Page added on February 15, 2007
Jatropha Circas is the Cinderella of the plant world. Throw a seed in the poorest soil on the planet, and up comes a bush that will likely last 50 years. During a drought, jatropha bushes simply drop their leaves and keep pumping out seedpods. Livestock won’t eat it, pests don’t appear to like it. For longer than anybody can remember, Africans used it as living fences meant to keep back the encroaching Sahara and Kalahari deserts. It wasn’t good for much else.
Now this humble bush appears poised to become a global star. In recent years studies have shown that jatropha oil burns with one fifth the carbon emission of fossil fuels, making Africa’s hardscrabble ground a potentially fertile source of energy.
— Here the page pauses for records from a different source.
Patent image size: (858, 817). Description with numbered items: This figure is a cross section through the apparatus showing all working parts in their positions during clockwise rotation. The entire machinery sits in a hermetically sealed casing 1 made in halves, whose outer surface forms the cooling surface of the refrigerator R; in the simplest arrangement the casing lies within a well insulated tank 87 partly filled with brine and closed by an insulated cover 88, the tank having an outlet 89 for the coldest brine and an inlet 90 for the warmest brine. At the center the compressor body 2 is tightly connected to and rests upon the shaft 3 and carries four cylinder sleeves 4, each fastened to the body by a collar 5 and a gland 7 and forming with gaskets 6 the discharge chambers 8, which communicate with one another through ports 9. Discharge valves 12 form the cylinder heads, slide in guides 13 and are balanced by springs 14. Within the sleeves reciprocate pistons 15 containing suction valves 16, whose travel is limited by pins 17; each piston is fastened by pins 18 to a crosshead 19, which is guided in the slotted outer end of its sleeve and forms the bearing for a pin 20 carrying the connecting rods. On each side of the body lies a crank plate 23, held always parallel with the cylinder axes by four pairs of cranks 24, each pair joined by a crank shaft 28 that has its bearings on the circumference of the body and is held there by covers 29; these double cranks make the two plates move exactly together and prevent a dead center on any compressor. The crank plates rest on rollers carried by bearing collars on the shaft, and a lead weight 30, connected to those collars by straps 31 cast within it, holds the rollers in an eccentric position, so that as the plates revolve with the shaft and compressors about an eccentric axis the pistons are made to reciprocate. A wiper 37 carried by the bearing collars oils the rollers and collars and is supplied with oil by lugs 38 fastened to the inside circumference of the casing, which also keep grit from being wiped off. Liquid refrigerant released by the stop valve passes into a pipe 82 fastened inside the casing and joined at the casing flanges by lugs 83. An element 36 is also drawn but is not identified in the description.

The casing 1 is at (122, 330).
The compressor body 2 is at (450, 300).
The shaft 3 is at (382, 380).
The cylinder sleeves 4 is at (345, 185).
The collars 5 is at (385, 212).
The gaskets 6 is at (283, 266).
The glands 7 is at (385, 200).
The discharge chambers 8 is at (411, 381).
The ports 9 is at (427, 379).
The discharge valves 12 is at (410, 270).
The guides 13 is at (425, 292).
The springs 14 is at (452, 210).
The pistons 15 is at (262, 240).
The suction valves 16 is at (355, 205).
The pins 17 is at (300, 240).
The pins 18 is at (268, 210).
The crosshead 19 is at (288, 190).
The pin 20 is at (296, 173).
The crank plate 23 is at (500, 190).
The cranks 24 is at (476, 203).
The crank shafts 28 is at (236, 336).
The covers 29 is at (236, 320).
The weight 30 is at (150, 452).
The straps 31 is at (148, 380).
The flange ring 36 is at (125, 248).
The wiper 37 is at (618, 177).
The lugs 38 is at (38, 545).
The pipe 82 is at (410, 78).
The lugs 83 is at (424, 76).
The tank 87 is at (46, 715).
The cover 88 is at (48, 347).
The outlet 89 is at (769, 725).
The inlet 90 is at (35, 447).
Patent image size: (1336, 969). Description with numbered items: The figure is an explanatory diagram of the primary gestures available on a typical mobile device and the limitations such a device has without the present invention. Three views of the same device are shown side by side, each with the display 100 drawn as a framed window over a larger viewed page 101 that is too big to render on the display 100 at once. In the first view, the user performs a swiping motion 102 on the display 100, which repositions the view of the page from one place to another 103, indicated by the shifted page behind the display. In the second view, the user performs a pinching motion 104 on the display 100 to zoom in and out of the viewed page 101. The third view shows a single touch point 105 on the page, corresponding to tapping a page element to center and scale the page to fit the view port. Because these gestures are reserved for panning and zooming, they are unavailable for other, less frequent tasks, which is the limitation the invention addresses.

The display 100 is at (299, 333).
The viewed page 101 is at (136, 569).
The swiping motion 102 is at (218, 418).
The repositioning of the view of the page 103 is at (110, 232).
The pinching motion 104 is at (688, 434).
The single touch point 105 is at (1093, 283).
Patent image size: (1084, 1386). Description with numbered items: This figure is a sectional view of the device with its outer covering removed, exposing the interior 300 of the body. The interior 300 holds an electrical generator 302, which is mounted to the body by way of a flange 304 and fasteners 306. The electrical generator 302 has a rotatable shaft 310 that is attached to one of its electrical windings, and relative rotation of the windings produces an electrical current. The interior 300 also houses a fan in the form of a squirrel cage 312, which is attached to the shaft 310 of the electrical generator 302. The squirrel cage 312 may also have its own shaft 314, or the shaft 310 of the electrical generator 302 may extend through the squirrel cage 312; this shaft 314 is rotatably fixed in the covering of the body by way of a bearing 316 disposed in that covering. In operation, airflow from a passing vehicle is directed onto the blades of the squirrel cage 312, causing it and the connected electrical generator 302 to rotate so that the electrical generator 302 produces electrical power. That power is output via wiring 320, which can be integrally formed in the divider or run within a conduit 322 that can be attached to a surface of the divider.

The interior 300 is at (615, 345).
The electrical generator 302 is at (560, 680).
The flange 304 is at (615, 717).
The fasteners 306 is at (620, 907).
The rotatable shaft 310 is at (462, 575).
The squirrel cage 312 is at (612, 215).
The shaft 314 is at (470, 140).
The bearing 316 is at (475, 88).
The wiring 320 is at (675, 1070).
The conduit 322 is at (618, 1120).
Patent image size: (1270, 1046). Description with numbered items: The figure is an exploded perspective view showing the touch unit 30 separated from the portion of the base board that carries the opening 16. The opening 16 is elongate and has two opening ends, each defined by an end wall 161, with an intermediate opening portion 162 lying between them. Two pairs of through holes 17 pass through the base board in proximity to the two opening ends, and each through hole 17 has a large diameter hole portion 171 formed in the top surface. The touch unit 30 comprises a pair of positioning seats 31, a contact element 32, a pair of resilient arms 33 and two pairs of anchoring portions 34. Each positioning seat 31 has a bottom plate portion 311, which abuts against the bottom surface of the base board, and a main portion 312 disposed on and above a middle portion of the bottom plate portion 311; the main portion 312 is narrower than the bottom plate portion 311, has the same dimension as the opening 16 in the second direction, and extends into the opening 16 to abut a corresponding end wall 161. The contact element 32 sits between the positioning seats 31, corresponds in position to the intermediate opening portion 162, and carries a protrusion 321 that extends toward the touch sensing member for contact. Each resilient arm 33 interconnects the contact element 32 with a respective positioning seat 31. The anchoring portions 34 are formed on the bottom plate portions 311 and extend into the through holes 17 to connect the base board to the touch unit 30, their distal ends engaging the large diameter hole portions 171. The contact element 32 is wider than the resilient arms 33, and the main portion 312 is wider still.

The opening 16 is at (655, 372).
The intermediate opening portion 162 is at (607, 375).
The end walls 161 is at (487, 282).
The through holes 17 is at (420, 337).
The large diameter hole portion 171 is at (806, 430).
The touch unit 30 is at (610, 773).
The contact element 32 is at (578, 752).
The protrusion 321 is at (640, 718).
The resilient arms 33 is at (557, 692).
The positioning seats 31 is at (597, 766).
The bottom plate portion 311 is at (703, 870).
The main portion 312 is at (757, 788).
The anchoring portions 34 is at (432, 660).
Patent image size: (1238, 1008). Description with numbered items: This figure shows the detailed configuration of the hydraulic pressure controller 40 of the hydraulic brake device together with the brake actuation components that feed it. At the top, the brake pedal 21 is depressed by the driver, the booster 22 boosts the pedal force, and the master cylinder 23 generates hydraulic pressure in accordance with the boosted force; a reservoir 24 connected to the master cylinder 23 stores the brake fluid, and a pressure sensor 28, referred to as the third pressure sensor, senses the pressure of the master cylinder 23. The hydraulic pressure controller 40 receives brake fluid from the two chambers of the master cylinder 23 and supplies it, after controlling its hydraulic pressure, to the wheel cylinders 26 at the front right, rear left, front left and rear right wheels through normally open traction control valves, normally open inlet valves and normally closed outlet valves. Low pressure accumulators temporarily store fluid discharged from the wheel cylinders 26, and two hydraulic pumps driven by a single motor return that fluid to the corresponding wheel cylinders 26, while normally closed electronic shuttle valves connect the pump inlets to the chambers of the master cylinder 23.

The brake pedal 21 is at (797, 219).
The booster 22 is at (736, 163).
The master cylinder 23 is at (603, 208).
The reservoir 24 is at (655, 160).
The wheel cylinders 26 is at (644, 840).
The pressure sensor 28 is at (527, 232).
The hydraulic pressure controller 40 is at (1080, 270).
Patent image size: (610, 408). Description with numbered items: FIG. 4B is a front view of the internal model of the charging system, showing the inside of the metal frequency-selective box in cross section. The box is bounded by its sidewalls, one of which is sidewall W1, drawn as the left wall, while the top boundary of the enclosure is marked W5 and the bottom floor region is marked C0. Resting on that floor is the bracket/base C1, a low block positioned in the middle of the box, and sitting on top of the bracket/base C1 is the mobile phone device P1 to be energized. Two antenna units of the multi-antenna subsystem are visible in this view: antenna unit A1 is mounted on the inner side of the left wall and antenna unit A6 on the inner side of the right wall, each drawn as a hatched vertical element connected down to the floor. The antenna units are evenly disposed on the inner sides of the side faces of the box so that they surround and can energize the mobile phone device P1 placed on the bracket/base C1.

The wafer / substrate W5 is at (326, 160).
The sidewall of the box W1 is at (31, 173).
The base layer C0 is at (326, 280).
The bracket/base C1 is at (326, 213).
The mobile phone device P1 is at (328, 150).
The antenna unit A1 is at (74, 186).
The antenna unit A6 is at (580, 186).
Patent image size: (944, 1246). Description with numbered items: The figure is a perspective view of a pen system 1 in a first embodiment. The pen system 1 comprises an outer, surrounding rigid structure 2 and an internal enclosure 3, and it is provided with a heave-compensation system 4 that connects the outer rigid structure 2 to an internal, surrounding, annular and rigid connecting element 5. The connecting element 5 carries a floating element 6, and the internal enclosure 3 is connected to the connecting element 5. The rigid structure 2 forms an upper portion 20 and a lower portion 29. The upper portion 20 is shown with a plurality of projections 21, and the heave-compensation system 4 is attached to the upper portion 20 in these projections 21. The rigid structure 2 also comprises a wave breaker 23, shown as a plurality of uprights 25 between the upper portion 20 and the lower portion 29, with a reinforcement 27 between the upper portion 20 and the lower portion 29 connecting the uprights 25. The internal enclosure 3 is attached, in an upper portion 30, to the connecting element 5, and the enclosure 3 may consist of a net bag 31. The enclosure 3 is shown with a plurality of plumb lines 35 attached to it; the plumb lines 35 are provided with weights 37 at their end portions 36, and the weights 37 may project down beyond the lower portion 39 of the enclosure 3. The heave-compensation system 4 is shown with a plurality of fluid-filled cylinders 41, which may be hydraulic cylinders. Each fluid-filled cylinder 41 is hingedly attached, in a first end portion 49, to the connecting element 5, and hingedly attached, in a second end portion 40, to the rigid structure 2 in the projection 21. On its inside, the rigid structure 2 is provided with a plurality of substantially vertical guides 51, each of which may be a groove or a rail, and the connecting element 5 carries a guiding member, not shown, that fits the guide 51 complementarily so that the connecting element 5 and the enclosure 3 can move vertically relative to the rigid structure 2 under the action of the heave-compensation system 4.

Scientists estimate that if even a quarter of the continent’s arable land were plowed into jatropha plantations, output would surpass 20 million barrels a day. That would be good news for Europe, where the thirst for biodiesel is growing. The European Union has decreed that consumers will use 5.75 percent biodiesel in motor vehicles by 2010 and 20 percent by 2020, which means that Europe has to come up with a 10.5 billion-liter supply of biodiesel in the next four years. With maize prices going through the roof, scientists are experimenting with alternative nonfood crops in the lab; so far, jatropha is the only one ready for commercialization.
The result has been a land rush of sorts in Africa. Experimental jatropha plantations are now popping up in virtually every corner of the continent, from Kenya, to Ghana, to South Africa. It’s difficult to say how much African land is currently being cultivated with jatropha, but there are fields in Benin, Mali, Senegal and Nigeria, and at least 990,000 hectares in Burkina Faso.
Norwegian, Indian and British companies are racing to buy up or lease enormous swaths of African land for jatropha plantations. U.K.-based D1 Oils has bought 20,000 hectares in Malawi and 15,000 hectares in Zambia. India’s IKF Tech has requested government leases for a total of 150,000 hectares of land in Swaziland, Mozambique and South Africa. Worldwide Bio Refineries, a U.K. firm, has 40,000 hectares set aside for production in Nigeria, with planting to begin in May. A biofuel conference in Cape Town last month drew 200 attendants, prompting one participant to declare: “Southern Africa has the potential to be the Middle East of biofuels.”